Jazz’s great anti-hero brought the same “sharpshooter” mentality, as his friend Willie “The Lion” Smith called it, to his music. Morton brags of how he would travel to one town after another (St. Louis, Memphis, Chicago), find out who the local keyboard champ was, and, without letting on who he was, take the unsuspecting guy by surprise.


Yet Jelly Roll was also a supreme musicologist. He explains in convincing detail how an old French quadrille evolved into the jazz standard “Tiger Rag.” He reminds us of the importance of “the Latin tinge”: Without it, he insists, one can “never have the right seasoning, I call it, for jazz.” He takes us step by step through the creation of jazz – which he achieved, he said, by forging ragtime with the blues – and he spells out the concepts of syncopation and swing. He also explains, among other things, that ragtime was a specific body of compositions, whereas jazz was a style that could be applied to any tune.

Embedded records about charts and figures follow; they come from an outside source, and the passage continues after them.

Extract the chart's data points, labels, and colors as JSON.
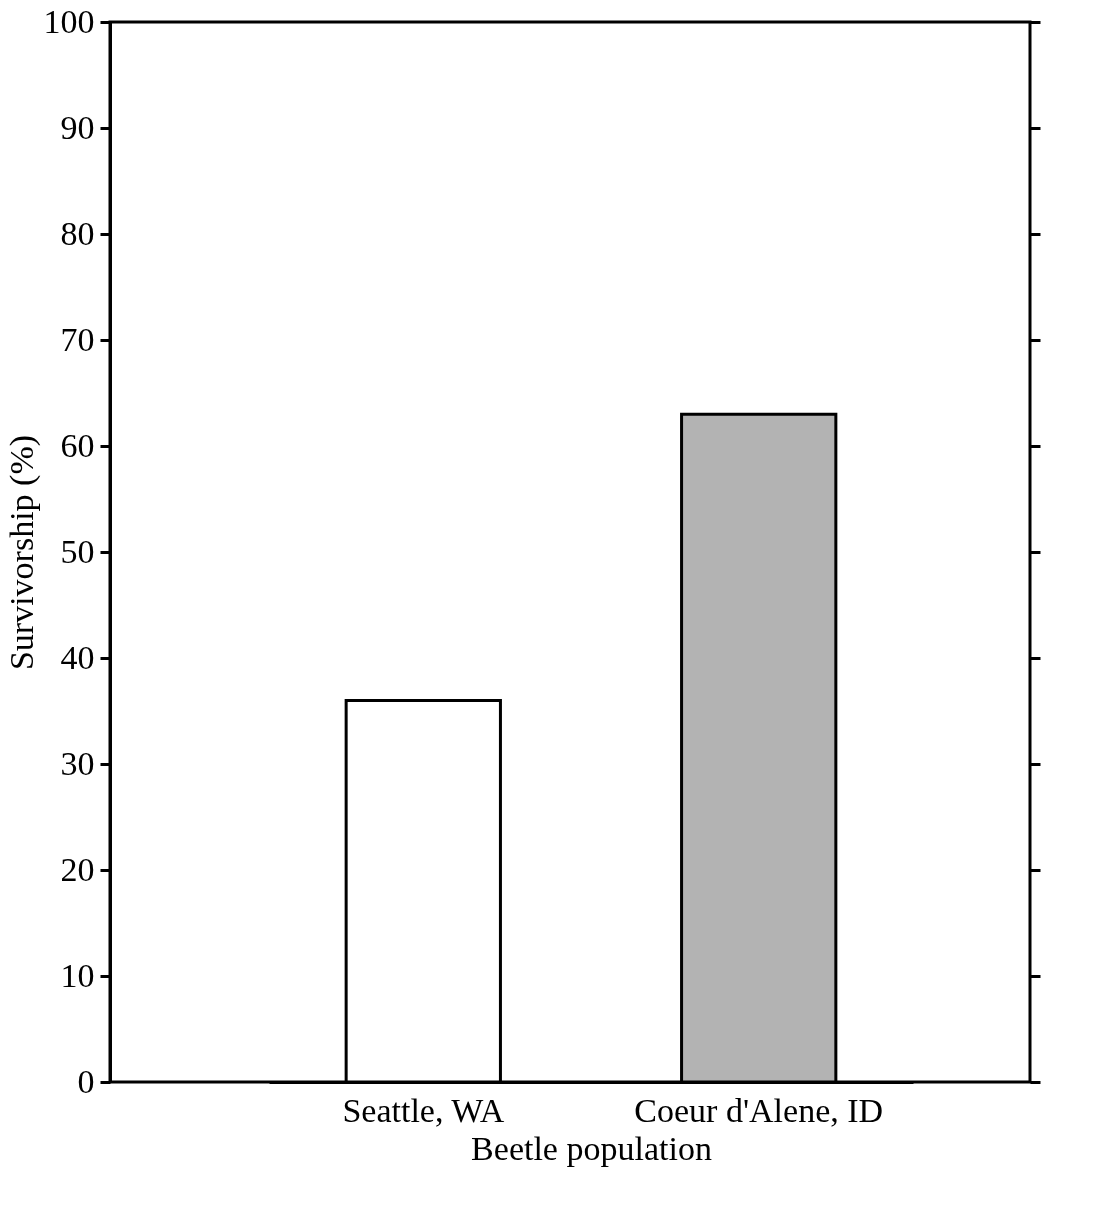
{
  "chart_data": {
    "type": "bar",
    "xlabel": "Beetle population",
    "ylabel": "Survivorship (%)",
    "categories": [
      "Seattle, WA",
      "Coeur d'Alene, ID"
    ],
    "values": [
      36,
      63
    ],
    "colors": [
      "#ffffff",
      "#b3b3b3"
    ],
    "ylim": [
      0,
      100
    ],
    "yticks": [
      0,
      10,
      20,
      30,
      40,
      50,
      60,
      70,
      80,
      90,
      100
    ],
    "grid": false
  }
}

These recordings are an American treasure for the piano solos alone, but they also show Morton to be one of the great male blues singers. Though Morton had sung on a handful of his 1920s records, that aspect of his talent came to the fore here (and, thanks to the Library of Congress and Rounder Records, we can hear his voice with proper pitch correction and noise reduction).


A surprising amount of the previously unheard vocal material here concerns the same subject matter that Robin Williams addressed at Jazz at Lincoln Center’s recent benefit for hurricane victims: the Crescent City as the original girl gone wild. There’s Jelly’s infamous “Winin’ Boy Blues,” in which he brags of his sexual prowess. The “Murder Ballad” climaxes – forgive the expression – in a sex scene at a women’s prison. “The Dirty Dozens” is his insult song, which delineates at some length the lifestyle of the mother of the person he’s speaking to, specifically her failure to wear undergarments. “Make Me a Pallet on the Floor” describes the sexual act in vivid detail for 17 minutes and 19 choruses – which, for most of us, unfortunately, is longer than the act itself.


Thanks to Lomax, Jelly Roll would become one of jazz’s great oracles. Now we can listen to him directly as he talks about such Louisiana traditions as social societies, and even guides us through a classic New Orleans funeral – the band would play the joyous “Didn’t He Ramble” on the way back, turning the funeral itself into a parade. Jelly Roll himself would ramble all over the map until the butcher cut him down.